Come one, come all. Give us your Chowder heads and Cheesecake-heads? Your Kim Kardashians and those Kim Kardashian look-a-likes hoping to find an endless supply of good hearted souls willing to cough up $250 for a photo opportunity.
Welcome to our little corner of the world. The land where welcome scarves are the equivalent of Hawaiian Leis and sandy beaches have been replaced with Astro-turfed sidewalks. Here you will find an army of volunteers ready to bowl you over with enthusiasm and accept your belittling sarcasm with a warm, ”I wish I could say what is really on my mind right now” smile.

So cast your fears aside ye new explorers of the fabled Circle City. Jump in with both feet for here you will find no tractors in the streets. Move forward knowing both that you will discover an event planned by the most meticulous of organizing committees and that at no point will Bobby Knight try to throw a chair at you.
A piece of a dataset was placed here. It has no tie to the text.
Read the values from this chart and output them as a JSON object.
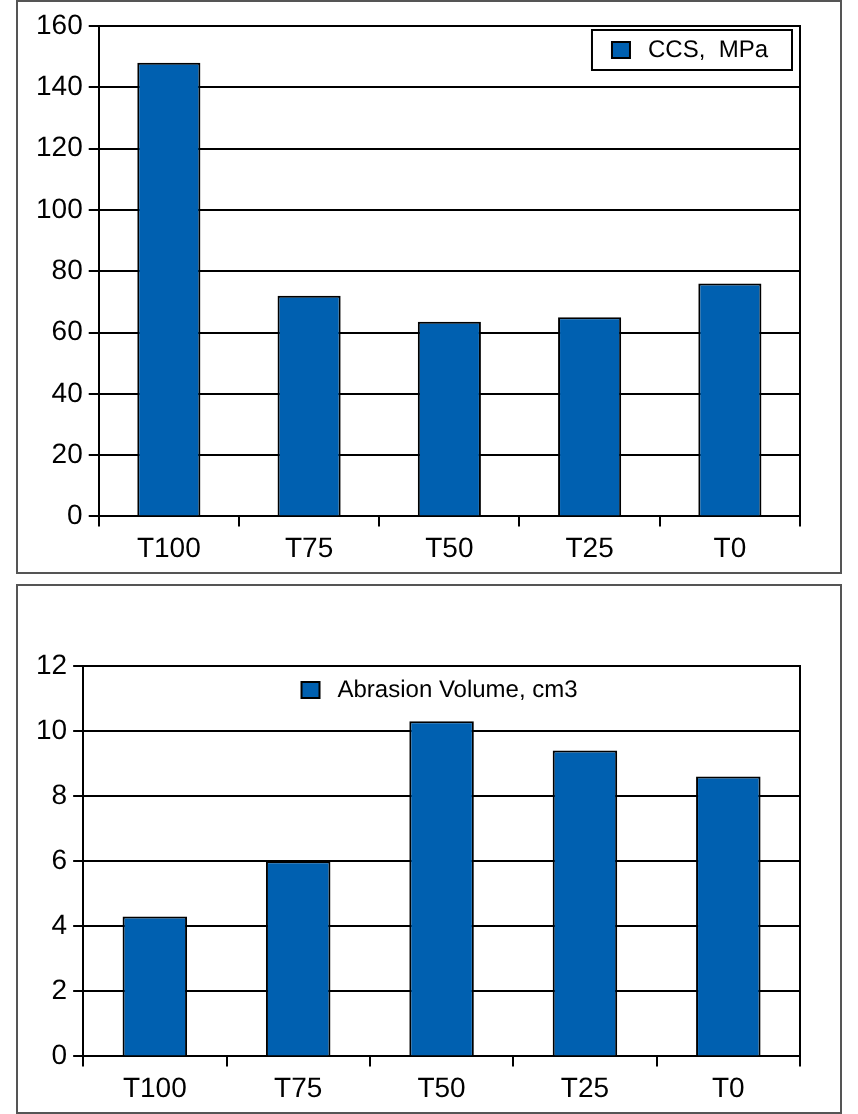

Leave your stereotypes at the door. I can promise you Leslie Knope played no role in the planning of the Super Bowl and you will find Patricia Heaton in “The Middle” of nothing here. As a visitor to Indianapolis what you can expect to find is honest people who will do whatever they can to help you out. You will find open arms and warm smiles. You will find a people proud of their city and state. People who will swell with pride as they slap you on the back while telling you, “Close-but Madonna’s from Michigan, not Indiana.”

The NFL will tell you this is their party but Hoosiers everywhere know that every part of this week belongs to them. That’s why they’ll labor to ensure you enjoy every moment you spend in the birthplace of Fred Mertz.

So as you stand in the shadow of the Soldiers and Sailors Monument bracing yourself against the 40 mile an hour winds, let the debate begin as to which was the bigger coup: Indy getting the NFL to bring their Mardi Gras here or the NFL getting A List stars to book a flight to the Midwest in February.

And for those with an actual vested interest in the game, the time is near. The time to grab history, to grab lady opportunity by the arm or, in the case of Bill Belichick, to refuse to grab a welcome scarf. Stand up straight and say ‘fuzzy pickle’ Indianapolis-this is your finest hour.